Jocelyn Perez, Reporter

As days pass through this historic event in current time, we are all just trying to get by and make it out healthy. People are now taking the extra steps forward to make sure they avoid the infamous coronavirus. 

We’re social distancing, wearing masks, and gloves even when we come in contact with others, wiping down groceries, and excessively pumping sanitizer on our hands for fear of being infected. 

So why not go the extra mile of keeping your immune system in check while at it? Before I introduce some of the treatments to strengthen the immune system, there’s a strategy to consider above choosing health treatments, and that’s choosing a healthy lifestyle. 

Like the doctor said, medicine won’t work if you don’t let it by intaking substances such as alcohol. By that I mean follow common health guidelines; don’t smoke, exercise regularly, eat healthy, drink water, get enough sleep. 

Many speak of ways to “boost” the immune system which isn’t exactly practical for many reasons. One reason being that the immune system is exactly that, a system, not precisely one operating unit. There’s too many factors in the immune system that could be affected by boosting the immune system and they are not all positive outcomes. According to Harvard University researchers, athletes who take part in blood doping, the practice of injecting oxygenated blood into the bloodstream in order to boost the number of blood cells and enhance athletic performance, could result in running the risks of strokes. 

Although practices such as blood doping could disrupt the many different kinds of cells and react to different microbes in the immune system, it isn’t to say there aren’t natural ways to protect and enhance the immune system. 

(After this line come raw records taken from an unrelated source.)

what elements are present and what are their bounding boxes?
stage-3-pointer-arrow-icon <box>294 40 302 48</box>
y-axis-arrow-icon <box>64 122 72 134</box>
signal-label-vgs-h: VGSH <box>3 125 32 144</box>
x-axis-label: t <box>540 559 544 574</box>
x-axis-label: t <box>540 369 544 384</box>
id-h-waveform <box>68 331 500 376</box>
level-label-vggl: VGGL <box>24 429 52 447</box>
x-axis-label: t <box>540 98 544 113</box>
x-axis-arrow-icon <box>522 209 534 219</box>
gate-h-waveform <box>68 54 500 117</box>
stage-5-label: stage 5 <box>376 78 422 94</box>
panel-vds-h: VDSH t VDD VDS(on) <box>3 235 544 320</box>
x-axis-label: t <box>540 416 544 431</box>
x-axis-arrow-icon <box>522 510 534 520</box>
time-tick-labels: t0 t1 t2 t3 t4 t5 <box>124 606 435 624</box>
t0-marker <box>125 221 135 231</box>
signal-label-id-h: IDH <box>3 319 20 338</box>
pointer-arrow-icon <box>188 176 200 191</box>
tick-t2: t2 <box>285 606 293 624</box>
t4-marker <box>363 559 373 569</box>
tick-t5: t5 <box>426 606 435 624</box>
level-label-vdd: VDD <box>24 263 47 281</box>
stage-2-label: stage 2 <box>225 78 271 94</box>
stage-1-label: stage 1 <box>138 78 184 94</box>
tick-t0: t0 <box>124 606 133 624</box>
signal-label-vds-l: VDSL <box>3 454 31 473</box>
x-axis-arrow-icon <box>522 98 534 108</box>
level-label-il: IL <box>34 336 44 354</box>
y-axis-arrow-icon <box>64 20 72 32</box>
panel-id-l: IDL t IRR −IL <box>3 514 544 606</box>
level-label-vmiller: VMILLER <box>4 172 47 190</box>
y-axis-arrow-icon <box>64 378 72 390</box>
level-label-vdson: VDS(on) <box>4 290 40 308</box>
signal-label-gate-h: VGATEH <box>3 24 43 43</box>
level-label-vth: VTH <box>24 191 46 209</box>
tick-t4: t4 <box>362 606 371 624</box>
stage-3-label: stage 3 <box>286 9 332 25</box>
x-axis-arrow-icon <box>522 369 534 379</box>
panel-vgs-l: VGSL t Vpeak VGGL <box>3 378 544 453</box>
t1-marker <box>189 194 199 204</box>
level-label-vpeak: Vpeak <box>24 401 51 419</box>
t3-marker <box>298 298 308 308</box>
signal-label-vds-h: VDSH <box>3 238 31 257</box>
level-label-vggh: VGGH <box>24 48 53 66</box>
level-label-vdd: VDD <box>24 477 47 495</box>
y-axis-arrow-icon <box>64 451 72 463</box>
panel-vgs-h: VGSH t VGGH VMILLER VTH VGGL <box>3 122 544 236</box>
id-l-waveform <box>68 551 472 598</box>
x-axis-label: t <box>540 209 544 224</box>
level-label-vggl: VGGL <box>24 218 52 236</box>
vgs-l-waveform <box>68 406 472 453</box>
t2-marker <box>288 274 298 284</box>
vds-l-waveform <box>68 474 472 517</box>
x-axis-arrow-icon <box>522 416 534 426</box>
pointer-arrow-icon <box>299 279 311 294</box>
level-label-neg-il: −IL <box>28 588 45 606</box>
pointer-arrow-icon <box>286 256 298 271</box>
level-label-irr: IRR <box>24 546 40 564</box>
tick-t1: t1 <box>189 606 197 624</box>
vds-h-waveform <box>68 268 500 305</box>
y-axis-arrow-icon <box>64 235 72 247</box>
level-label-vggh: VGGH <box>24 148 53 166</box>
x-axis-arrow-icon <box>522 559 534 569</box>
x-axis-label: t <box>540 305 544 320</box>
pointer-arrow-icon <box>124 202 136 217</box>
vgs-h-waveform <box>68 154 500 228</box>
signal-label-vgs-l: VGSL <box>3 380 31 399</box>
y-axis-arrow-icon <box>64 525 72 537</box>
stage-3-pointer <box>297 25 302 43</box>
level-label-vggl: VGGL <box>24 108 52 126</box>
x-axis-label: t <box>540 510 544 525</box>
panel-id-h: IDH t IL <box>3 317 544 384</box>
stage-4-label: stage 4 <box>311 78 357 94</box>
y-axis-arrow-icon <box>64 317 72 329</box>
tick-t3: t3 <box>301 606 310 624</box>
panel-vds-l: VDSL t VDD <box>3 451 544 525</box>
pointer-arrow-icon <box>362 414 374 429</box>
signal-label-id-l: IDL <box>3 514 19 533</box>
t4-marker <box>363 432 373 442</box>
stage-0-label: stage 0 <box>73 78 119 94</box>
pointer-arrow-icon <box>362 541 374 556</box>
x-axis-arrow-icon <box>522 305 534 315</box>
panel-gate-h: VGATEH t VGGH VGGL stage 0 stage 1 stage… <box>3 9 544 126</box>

The Journal of Pharmacology and Toxicology, stated that antioxidants have the ability to destroy free radicals, (which are the uncharged molecules, typically highly reactive and short-lived) such as the ones like in blood doping, and protect the structural integrity of cells and tissues. The journal states that traditional medical practitioners in Nigeria know that certain herbs make the body more unaffected by diseases. 

Echinacea, a flower group that is categorized under daisies and is the most popular of the immunostimulants, according to the Journal of Pharmacology and Toxicology. Echinacea, is well known for being used to fight infections such as the flu and colds. Researchers claim immunostimulants support T-cell function, activate macrophages, and help build bone marrow reserves. Another immunostimulant that comes from herb, astragalus extract, a natural dietary supplement, may also help to restore immunity for cancer and AIDS patients, according to the Journal of Pharmacology and Toxicology. 

These supplements are worth looking into, however, if you are in need of a cure for a sickness always seek professional medical advice first.